Posted on December 9, 2013 by Maple Creek

I’m in the midst of a serious relationship battle.

This battle, if not won by me, could threaten the peaceful well-being in this household and will most certainly shatter all trust developed with my husband.

It all started about three weeks ago with a pledge to my mother-in-law. Since we would be traveling to her house in B.C. for Christmas, I promised to bring lots of baking. As I made this important ‘Christmas baking pact’ with her, I had visions of gingerbread men, shortbread cookies and almond roca dancing in my head.

The very next day, after the pact had been signed via email, I devoted my day to baking. With the wants and desires of my husband’s family in mind, I set to making unique and one-of-a-kind recipes that would suit everyone’s palate.

I made some shortbread, but in order to satisfy my father-in-law’s sweet tooth, I added a ribbon of dark chocolate that ran through the centre. My mother-in-law enjoys crunch in her cookies, so I lightly toasted some pecans and added those to the recipe as well.

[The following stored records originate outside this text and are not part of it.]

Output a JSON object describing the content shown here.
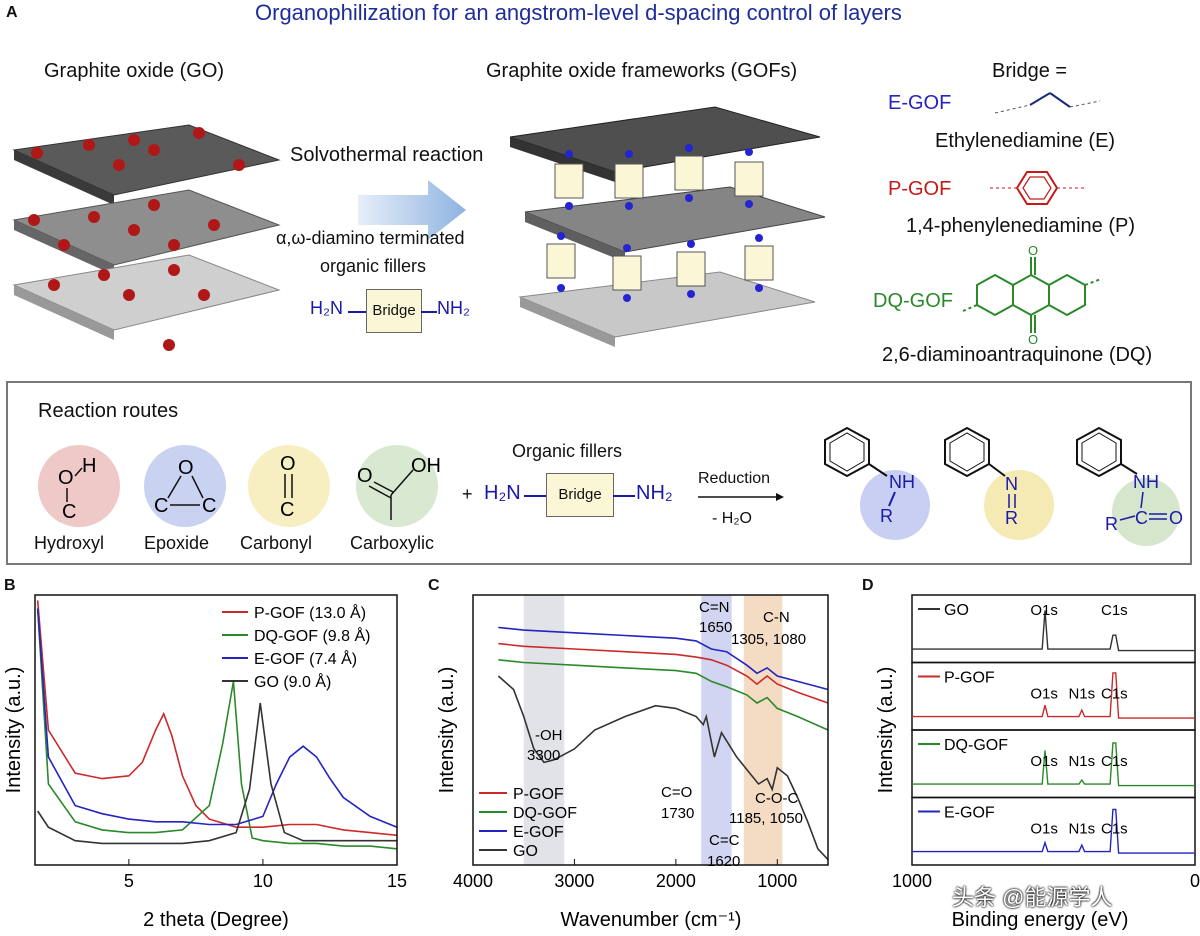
{
  "panel_a": {
    "letter": "A",
    "title": "Organophilization for an angstrom-level d-spacing control of layers",
    "go_label": "Graphite oxide (GO)",
    "gofs_label": "Graphite oxide frameworks (GOFs)",
    "arrow_top": "Solvothermal reaction",
    "arrow_bottom_1": "α,ω-diamino terminated",
    "arrow_bottom_2": "organic fillers",
    "h2n": "H₂N",
    "bridge": "Bridge",
    "nh2": "NH₂",
    "bridge_eq": "Bridge =",
    "egof": "E-GOF",
    "egof_name": "Ethylenediamine (E)",
    "pgof": "P-GOF",
    "pgof_name": "1,4-phenylenediamine (P)",
    "dqgof": "DQ-GOF",
    "dqgof_name": "2,6-diaminoantraquinone (DQ)",
    "reaction_routes": "Reaction routes",
    "hydroxyl": "Hydroxyl",
    "epoxide": "Epoxide",
    "carbonyl": "Carbonyl",
    "carboxylic": "Carboxylic",
    "plus": "+",
    "organic_fillers": "Organic fillers",
    "reduction": "Reduction",
    "minus_water": "- H₂O"
  },
  "chart_data": [
    {
      "panel": "B",
      "type": "line",
      "xlabel": "2 theta (Degree)",
      "ylabel": "Intensity (a.u.)",
      "xlim": [
        1.5,
        15
      ],
      "xticks": [
        "5",
        "10",
        "15"
      ],
      "grid": false,
      "legend_position": "top-right",
      "series": [
        {
          "name": "P-GOF (13.0 Å)",
          "color": "#cc2a2a",
          "x": [
            1.6,
            2,
            3,
            4,
            5,
            5.5,
            6,
            6.3,
            6.6,
            7,
            7.5,
            8,
            9,
            10,
            11,
            12,
            13,
            14,
            15
          ],
          "y": [
            0.98,
            0.5,
            0.34,
            0.32,
            0.33,
            0.38,
            0.5,
            0.56,
            0.48,
            0.33,
            0.22,
            0.17,
            0.14,
            0.14,
            0.15,
            0.15,
            0.13,
            0.12,
            0.11
          ]
        },
        {
          "name": "DQ-GOF (9.8 Å)",
          "color": "#2a8a2a",
          "x": [
            1.6,
            2,
            3,
            4,
            5,
            6,
            7,
            8,
            8.5,
            8.9,
            9.2,
            9.6,
            10,
            11,
            12,
            13,
            14,
            15
          ],
          "y": [
            0.95,
            0.3,
            0.16,
            0.13,
            0.12,
            0.12,
            0.13,
            0.22,
            0.45,
            0.68,
            0.3,
            0.1,
            0.09,
            0.08,
            0.08,
            0.07,
            0.07,
            0.06
          ]
        },
        {
          "name": "E-GOF (7.4 Å)",
          "color": "#2424c0",
          "x": [
            1.6,
            2,
            3,
            4,
            5,
            6,
            7,
            8,
            9,
            10,
            10.5,
            11,
            11.5,
            12,
            12.5,
            13,
            14,
            15
          ],
          "y": [
            0.95,
            0.4,
            0.22,
            0.19,
            0.17,
            0.16,
            0.16,
            0.15,
            0.15,
            0.18,
            0.3,
            0.4,
            0.44,
            0.4,
            0.32,
            0.25,
            0.18,
            0.14
          ]
        },
        {
          "name": "GO (9.0 Å)",
          "color": "#333333",
          "x": [
            1.6,
            2,
            3,
            4,
            5,
            6,
            7,
            8,
            9,
            9.5,
            9.9,
            10.3,
            10.8,
            11.5,
            12,
            13,
            14,
            15
          ],
          "y": [
            0.2,
            0.14,
            0.09,
            0.08,
            0.08,
            0.08,
            0.08,
            0.09,
            0.12,
            0.28,
            0.6,
            0.3,
            0.12,
            0.09,
            0.09,
            0.09,
            0.09,
            0.09
          ]
        }
      ]
    },
    {
      "panel": "C",
      "type": "line",
      "xlabel": "Wavenumber (cm⁻¹)",
      "ylabel": "Intensity (a.u.)",
      "xlim": [
        4000,
        500
      ],
      "xticks": [
        "4000",
        "3000",
        "2000",
        "1000"
      ],
      "grid": false,
      "legend_position": "bottom-left",
      "bands": [
        {
          "from": 3500,
          "to": 3100,
          "color": "#d9dce3"
        },
        {
          "from": 1750,
          "to": 1450,
          "color": "#c7cbee"
        },
        {
          "from": 1330,
          "to": 950,
          "color": "#f1d2b5"
        }
      ],
      "annotations": [
        "-OH",
        "3300",
        "C=O",
        "1730",
        "C=C",
        "1620",
        "C=N",
        "1650",
        "C-N",
        "1305, 1080",
        "C-O-C",
        "1185, 1050"
      ],
      "series": [
        {
          "name": "P-GOF",
          "color": "#cc2a2a",
          "x": [
            3750,
            3500,
            3000,
            2500,
            2000,
            1800,
            1650,
            1500,
            1300,
            1200,
            1100,
            1000,
            800,
            500
          ],
          "y": [
            0.82,
            0.81,
            0.8,
            0.79,
            0.78,
            0.77,
            0.76,
            0.74,
            0.7,
            0.67,
            0.7,
            0.67,
            0.64,
            0.6
          ]
        },
        {
          "name": "DQ-GOF",
          "color": "#2a8a2a",
          "x": [
            3750,
            3500,
            3000,
            2500,
            2000,
            1800,
            1650,
            1500,
            1300,
            1200,
            1100,
            1000,
            800,
            500
          ],
          "y": [
            0.76,
            0.75,
            0.74,
            0.73,
            0.72,
            0.71,
            0.68,
            0.66,
            0.63,
            0.6,
            0.62,
            0.58,
            0.55,
            0.5
          ]
        },
        {
          "name": "E-GOF",
          "color": "#2424c0",
          "x": [
            3750,
            3500,
            3000,
            2500,
            2000,
            1800,
            1650,
            1500,
            1300,
            1200,
            1100,
            1000,
            800,
            500
          ],
          "y": [
            0.88,
            0.87,
            0.86,
            0.85,
            0.84,
            0.83,
            0.8,
            0.79,
            0.74,
            0.71,
            0.73,
            0.7,
            0.68,
            0.65
          ]
        },
        {
          "name": "GO",
          "color": "#333333",
          "x": [
            3750,
            3600,
            3500,
            3400,
            3300,
            3200,
            3000,
            2800,
            2500,
            2200,
            2000,
            1800,
            1730,
            1700,
            1620,
            1550,
            1400,
            1250,
            1185,
            1100,
            1050,
            1000,
            900,
            800,
            700,
            600,
            500
          ],
          "y": [
            0.7,
            0.65,
            0.55,
            0.43,
            0.38,
            0.39,
            0.43,
            0.5,
            0.55,
            0.59,
            0.58,
            0.55,
            0.52,
            0.55,
            0.4,
            0.49,
            0.4,
            0.33,
            0.3,
            0.32,
            0.28,
            0.36,
            0.33,
            0.25,
            0.16,
            0.06,
            0.02
          ]
        }
      ]
    },
    {
      "panel": "D",
      "type": "line",
      "xlabel": "Binding energy (eV)",
      "ylabel": "Intensity (a.u.)",
      "xlim": [
        1000,
        0
      ],
      "xticks": [
        "1000",
        "0"
      ],
      "grid": false,
      "legend_position": "top-left",
      "subpanels": [
        {
          "name": "GO",
          "color": "#333333",
          "peaks": [
            {
              "x": 533,
              "y": 0.85,
              "label": "O1s"
            },
            {
              "x": 285,
              "y": 0.35,
              "label": "C1s"
            }
          ]
        },
        {
          "name": "P-GOF",
          "color": "#cc2a2a",
          "peaks": [
            {
              "x": 533,
              "y": 0.3,
              "label": "O1s"
            },
            {
              "x": 400,
              "y": 0.2,
              "label": "N1s"
            },
            {
              "x": 285,
              "y": 0.95,
              "label": "C1s"
            }
          ]
        },
        {
          "name": "DQ-GOF",
          "color": "#2a8a2a",
          "peaks": [
            {
              "x": 533,
              "y": 0.75,
              "label": "O1s"
            },
            {
              "x": 400,
              "y": 0.15,
              "label": "N1s"
            },
            {
              "x": 285,
              "y": 0.9,
              "label": "C1s"
            }
          ]
        },
        {
          "name": "E-GOF",
          "color": "#2424c0",
          "peaks": [
            {
              "x": 533,
              "y": 0.25,
              "label": "O1s"
            },
            {
              "x": 400,
              "y": 0.2,
              "label": "N1s"
            },
            {
              "x": 285,
              "y": 0.92,
              "label": "C1s"
            }
          ]
        }
      ]
    }
  ],
  "labels": {
    "b": "B",
    "c": "C",
    "d": "D"
  },
  "watermark": "头条 @能源学人"
}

Then I made some biscotti for my health-conscious brother-in-law and his family. I know they watch their weight and caloric intake, so I went with whole-wheat flour, honey instead of sugar and a host of health ingredients from roasted pumpkin seeds to dried cherries, chia seeds and hemp hearts. By the end, I had created a pretty tasty concoction that, when laced with orange zest and a sprinkling of Bernard Callebaut dark chocolate chunks, didn’t taste like health food at all.

I packed my precious creations away in a Tupperware container and stashed it in the basement freezer. All was well, I thought, until I spotted a strange thing in my husband’s hand one day.

‘What is that?’ I shouted from the rooftops.

‘Oh, this? It’s a cookie?’ he stammered.

‘Where did you get it from?’ I questioned as my eyes popped out of my head.

‘From the freezer,’ he sheepishly declared.

I saw all my hopes and dreams for a baking-filled Christmas flash before my eyes.

‘How many did you eat?’ I managed to ask.

‘Oh, we’ve been having them all week,’ said my husband.

WE … who was we? ALL WEEK … how many cookies could THEY possible eat in one week?

As I went down to the freezer and saw that most of the cookies had been eaten and all of the biscotti was gone, I began to question the relationships and trusts that had been formed in our household over the course of the last two decades.

I grabbed a piece of paper and quickly wrote, ‘How to stop my family from eating the cookies?’ This note was a reminder to myself for the topic of this column. I left it on the counter, only to look at it the next day to see that ‘the enemy’ put a big X through my words and had answered my question with big black letters that read, ‘I-M-P-O-S-S-I-B-L-E.’

At that point, I had a choice. I could fight a three-week battle. Or, I could join the enemy, eat the remainder of the frozen cookies myself and prepare for the second round of warfare.

I chose to join ‘em and eat myself silly.

My new battle plan is a simple one. I’ll bake some more, but this time, I’ll wait until the day before we leave.

How many cookies could we possibly eat in one day?